同大学では以前から、回転バネを用いた柔軟な体軸の多足ロボットにおいて、そのバネ剛性をパラメータとするピッチフォーク分岐によって、体軸を真っ直ぐにして歩く際に不安定になり、バネの剛性に依存した半径の円歩行に遷移していくことを明らかにしていた。
不安定性は運動の継続を阻害する要因となるため、一般的にはそれを排除する方向で制御系を設計する。しかし今回の研究では、新たに体軸の回転バネの剛性を変化させる機構を搭載することで、不安定性を自在に引き起こし、さらに、遷移する円歩行の半径を目的とする場所に到達するよう制御。
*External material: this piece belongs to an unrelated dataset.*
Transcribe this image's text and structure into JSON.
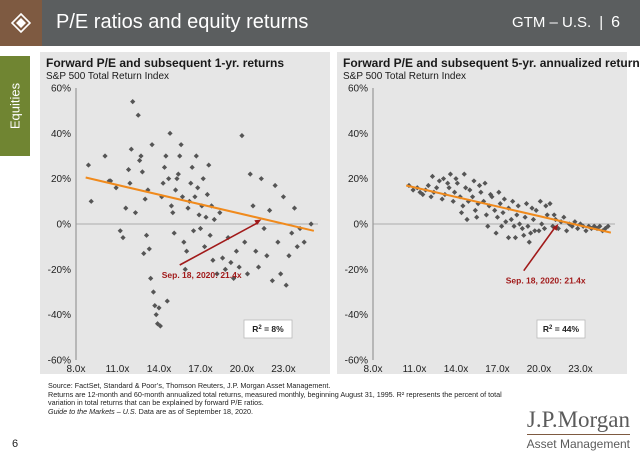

これにより多足ロボットの機敏かつ効率の良い歩行を実現させた。この機構は複雑な計算が不要で、しかもエネルギー消費も少ないという特徴を持つ。
多足ロボットはその優れた特徴からさまざまな場所での活用が期待されている。今回の研究成果により、機敏で効率の良い歩行ができる多足ロボットの実現が可能になり、立ち入ることが難しかった災害現場や惑星探査など、より多様な場所や状況への応用が期待される。